By Phil Gérard
Appeared originally in Canadian Fundraising and Philanthropy:
Turnover is a big challenge for the fundraising profession. A few years ago a recruiter would have been concerned about a candidate who had moved jobs every two or three years. Now if you have completed three years, you have serious staying power!
While I am half-joking, the tragedy is that I am only half-joking. I am hearing more and more about fundraisers who leave a job under one year of service – even less than half a year!
Too many opportunities?
There are many problems with this. First of all, turnover hurts the organization’s bottom line and its relationships with donors. It also hurts the job-changing fundraiser’s reputation. Yet in an environment where recruiters call fundraising professionals weekly to present attractive career opportunities, it is tempting and easy to make a career move.
In an environment where you don’t have so many options, you may consider staying in a job longer even though it is not perfect. And this is where I think the problem lies. We have too many options these days. Positions at the director’s level and above appear daily on job sites. We simply have too many jobs and not enough senior-level fundraisers.
Short stay may mean little value
In our efforts to find the perfect job, we look for alternatives right away if a new role is not what we expected. Unfortunately, if we keep giving up and starting all over again, we have no chance to build our reputation, our track record, and above all, value for our employers.

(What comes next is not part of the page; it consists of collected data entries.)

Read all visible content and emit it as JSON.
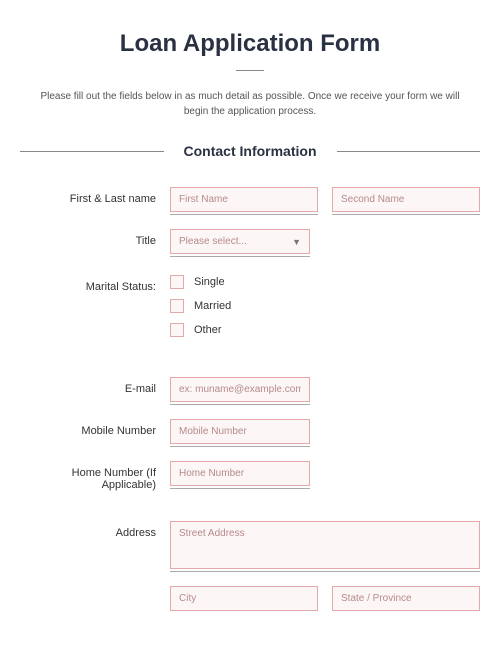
{
  "title": "Loan Application Form",
  "intro": "Please fill out the fields below in as much detail as possible. Once we receive your form we will begin the application process.",
  "section1": "Contact Information",
  "labels": {
    "name": "First & Last name",
    "title": "Title",
    "marital": "Marital Status:",
    "email": "E-mail",
    "mobile": "Mobile Number",
    "home": "Home Number (If Applicable)",
    "address": "Address"
  },
  "placeholders": {
    "first_name": "First Name",
    "second_name": "Second Name",
    "title_select": "Please select...",
    "email": "ex: muname@example.com",
    "mobile": "Mobile Number",
    "home": "Home Number",
    "street": "Street Address",
    "city": "City",
    "state": "State / Province"
  },
  "marital_options": {
    "single": "Single",
    "married": "Married",
    "other": "Other"
  }
}
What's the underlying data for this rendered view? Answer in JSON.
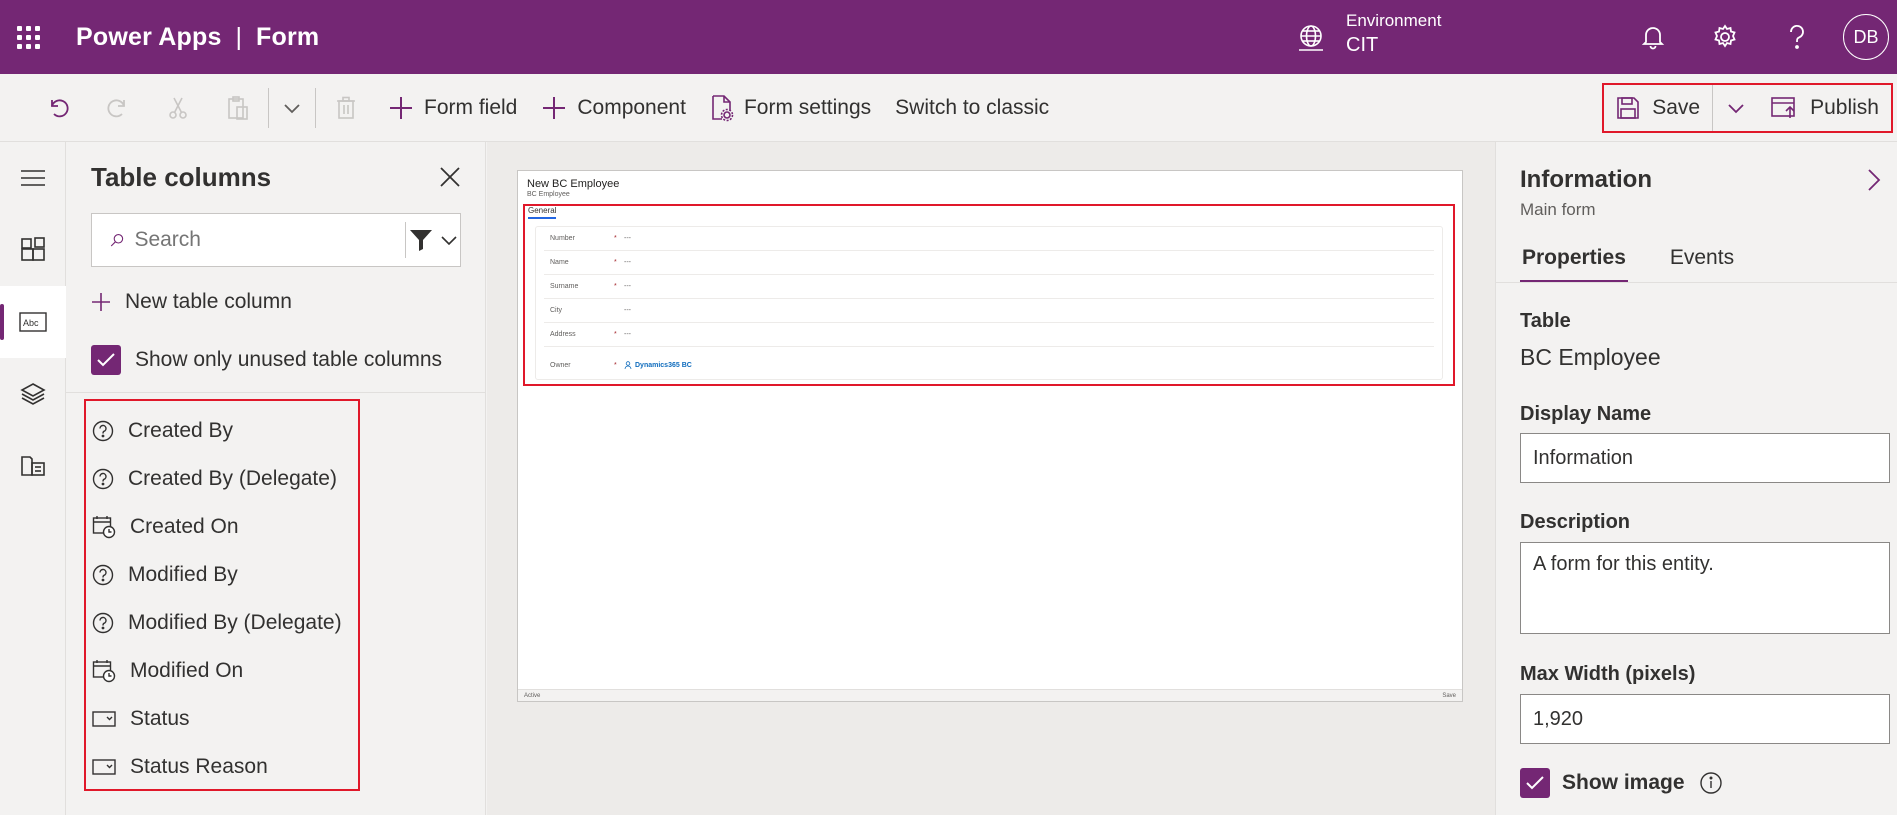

Isn’t it time to think not only about ourselves, but also about what we can do for a nonprofit? There are two reasons why people get hired: to make money for the employer or to save money for the employer. If we cannot demonstrate that we bring value, then we have little of substance to add to the “Achievements” section on our résumés.
Take time to learn, build relationships
When my family and I came to Canada 17 years ago, a good friend advised us not to make any decisions before experiencing all seasons in the new country. There is a lot of truth in that statement.
We can apply that concept to a job as well. The first year barely helps you understand the organization and get a full picture of its work. As well, we know that securing a $1 million gift takes on average about 18 months from the first contact to closing. If you leave your job every year, how are you going to cultivate any meaningful relationships and be fully responsible for achieving significant gifts?
Have a long-term career vision
Right now there is high demand for fundraisers. There are many opportunities and very few professionals. We can afford to behave like brats and try out something new whenever a seemingly better opportunity knocks.
What if the tables turn and we experience another economic downturn like 2008, when many fundraising shops laid people off? We have to have a long-term vision for our careers. There is no perfect job – every position has its ups and downs. It may not sound very exciting, but sometimes we just need to stick it out and do a job even if it’s not perfect.